Shown each Saturday morning by the breakfast station GMTV, The Mighty Morphin Power Rangers are by day Jason, Kimberly, Billy, Trini and Zack - Californian high school pupils who metamorphose into Day-glo, Lycra-clad, Ninja superheroes on speed, for no obvious reason other than to save the world from Rita Repulsa, an evil witch living on the moon. And, of course, they facilitate the merchandising spin offs.

The programme-makers have assembled a line-up to calm the most sensitive of politically correct souls. There are three boys, two girls. One is black, another is Asian. As soon as they morphe, however, the guard drops. The leader, Billy, wears blue, while Kimberley, a follower, is in pink.

According to the injured boy's mother, Heather: 'Christopher is Power Rangers mad.' He is not the only one. Power Rangers is knocking the likes of Sega and Nintendo out of the toy Top 10. Hamley's, the London toyshop, confidently expects Power Rangers merchandise, which extends to anything from four-inch high replica figures to duvets, to be its Christmas best-seller. Other retailers such as Toymaster and Toys'R'Us have reported queues of parents outside stores at 5.30am, desperate to pick up new stocks.
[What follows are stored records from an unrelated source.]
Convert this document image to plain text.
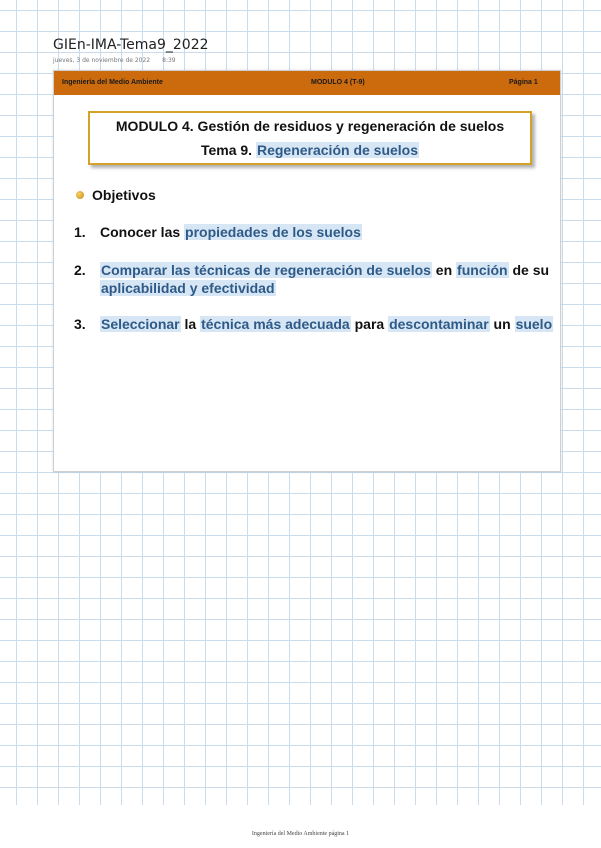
GIEn-IMA-Tema9_2022
jueves, 3 de noviembre de 2022 8:39
Ingeniería del Medio Ambiente	MODULO 4 (T-9)	Página 1
MODULO 4. Gestión de residuos y regeneración de suelos
Tema 9. Regeneración de suelos
Objetivos
1.	Conocer las propiedades de los suelos
2.	Comparar las técnicas de regeneración de suelos en función de su aplicabilidad y efectividad
3.	Seleccionar la técnica más adecuada para descontaminar un suelo
Ingeniería del Medio Ambiente página 1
Following the weekend's kidney bashing, the Royal Society for the Prevention of Accidents has called on programme-makers to tone down violence 'before there is a real tragedy'. But a GMTV spokeswoman insisted a warning was given before each show urging children not to copy dangerous stunts. 'It is good clean fun with good morals.'

The show has helped GMTV honour its franchise obligations for children's programming and edge ahead in the ratings war. It has topped the children's programme charts since its introduction this summer, regularly attracting 2 million viewers - 68 per cent of the children audience.

GMTV's golden goose is Channel 4's ugly duckling. The latter turned down Power Rangers because it 'carries over cartoon violence into real life'.